Trademark Appeal Case
「BOURBON」の品質誤認
本データベースは、特許庁の審決例をAIで解析・要約したものです。拒絶理由通知に対する意見書作成や、審判請求書等の作成時の参考としてお役立てください。
基本情報
| 審判番号 | 異議2002−90186(T2002−90186/J7) |
|---|---|
| 審判種別 | 異議 |
| 結論 | 敗訴(請求棄却) |
理由テキスト
1 本件商標
本件登録第4530793号商標(以下「本件商標」という。)は、「BOURBON」の欧文字と「ココデザート」の片仮名文字を2段に横書きしてなり、平成13年2月28日に登録出願、第30類に属する商標登録原簿に記載のとおりの商品を指定商品として、平成13年12月21日に設定登録されたものである。
2 登録異議の申立ての理由(要旨)
本件商標は、特定の品質を有するウイスキーの普通名称である「BOURBON」の文字を有してなるものであるから、これをバーボンウイスキーを含有するもの、あるいはバーボンウイスキー風味を有するもの以外の商品に使用した場合には、商品の品質について誤認を生じさせるおそれがある。
したがって、本件商標は、商標法第4条第1項第16号に該当し、その登録は取り消されるべきである。
3 当審の判断
本件商標は、前記のとおりの構成よりなるところ、その構成中やや小さく書された「BOURBON」の欧文字は、これのみをもって直ちに「バーボンウイスキー」を意味するものとして一般に理解されているとまでは認めることはできず、その証左もない。また、同じ綴り字の「Bourbon」が「(フランスの)ブルボン王家の人」「ブルボン家(フランス王朝)」等を意味する語として各種の英和辞典に掲載されていることが認められる。

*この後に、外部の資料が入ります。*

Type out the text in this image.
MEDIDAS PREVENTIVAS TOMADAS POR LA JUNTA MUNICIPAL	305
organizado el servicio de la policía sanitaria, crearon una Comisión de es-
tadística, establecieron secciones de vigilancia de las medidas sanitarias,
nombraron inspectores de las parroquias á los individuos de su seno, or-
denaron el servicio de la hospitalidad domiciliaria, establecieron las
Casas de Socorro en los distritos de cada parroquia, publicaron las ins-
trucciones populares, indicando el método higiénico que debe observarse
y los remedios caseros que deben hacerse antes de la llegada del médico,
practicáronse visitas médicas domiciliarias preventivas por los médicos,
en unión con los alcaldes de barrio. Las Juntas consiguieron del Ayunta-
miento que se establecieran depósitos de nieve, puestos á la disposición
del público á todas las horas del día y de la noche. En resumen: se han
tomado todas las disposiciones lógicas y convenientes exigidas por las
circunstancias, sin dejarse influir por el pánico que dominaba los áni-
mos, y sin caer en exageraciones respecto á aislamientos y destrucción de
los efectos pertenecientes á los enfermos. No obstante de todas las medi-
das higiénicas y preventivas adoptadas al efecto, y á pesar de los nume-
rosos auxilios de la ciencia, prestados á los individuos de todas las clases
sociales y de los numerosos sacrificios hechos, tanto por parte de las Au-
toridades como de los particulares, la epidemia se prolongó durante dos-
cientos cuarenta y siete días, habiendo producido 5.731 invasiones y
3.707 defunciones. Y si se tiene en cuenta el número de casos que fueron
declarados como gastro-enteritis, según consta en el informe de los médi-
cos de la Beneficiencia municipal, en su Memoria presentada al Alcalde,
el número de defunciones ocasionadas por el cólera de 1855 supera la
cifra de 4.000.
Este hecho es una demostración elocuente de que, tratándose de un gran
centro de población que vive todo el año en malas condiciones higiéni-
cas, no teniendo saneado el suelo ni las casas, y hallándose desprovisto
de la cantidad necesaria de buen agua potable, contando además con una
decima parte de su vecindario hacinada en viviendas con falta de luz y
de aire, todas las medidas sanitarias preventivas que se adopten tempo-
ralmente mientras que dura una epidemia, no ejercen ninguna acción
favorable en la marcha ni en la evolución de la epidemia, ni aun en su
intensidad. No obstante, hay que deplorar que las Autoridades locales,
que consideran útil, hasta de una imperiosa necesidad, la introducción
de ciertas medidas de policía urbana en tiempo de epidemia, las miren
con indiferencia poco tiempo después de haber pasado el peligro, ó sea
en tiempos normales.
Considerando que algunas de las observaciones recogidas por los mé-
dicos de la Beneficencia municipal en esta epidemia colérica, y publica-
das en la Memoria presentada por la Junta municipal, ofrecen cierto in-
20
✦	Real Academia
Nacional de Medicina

さらに、本件指定商品中に含まれる「菓子及びパン」との関係からすると、本件商標権者「株式会社ブルボン」は、ビスケット、米菓などを扱う「ブルボン/BOURBON」商標で相当程度知られている企業と認められる。
そこで、本件商標の構成をみると「ココデザート」の片仮名文字を大きく表し、その上部に「BOURBON」の欧文字をバランスよく小さく配してなるものであって、本件商標をその指定商品に使用された場合、これに接する取引者、需要者は、該「BOURBON」の文字部分より直ちに「バーボンウイスキー」を認識するとみるのは不自然であり、むしろ、上記の実情からすると「(株式会社)ブルボン」の製造・販売に係る「ココデザート」(商標)の商品として認識するものと判断するのが相当である。
してみれば、本件商標をその指定商品について使用しても、バーボンウイスキーを使用した商品であると認識されるおそれはないものであり、商品の品質について誤認を生ずるおそれがあるものとは認められない。
したがって、本件商標は、商標法第4条第1項第16号に違反して登録されたものでないから、同法第43条の3第4項の規定に基づき、その登録を維持すべきでものある。
よって、結論のとおり決定する。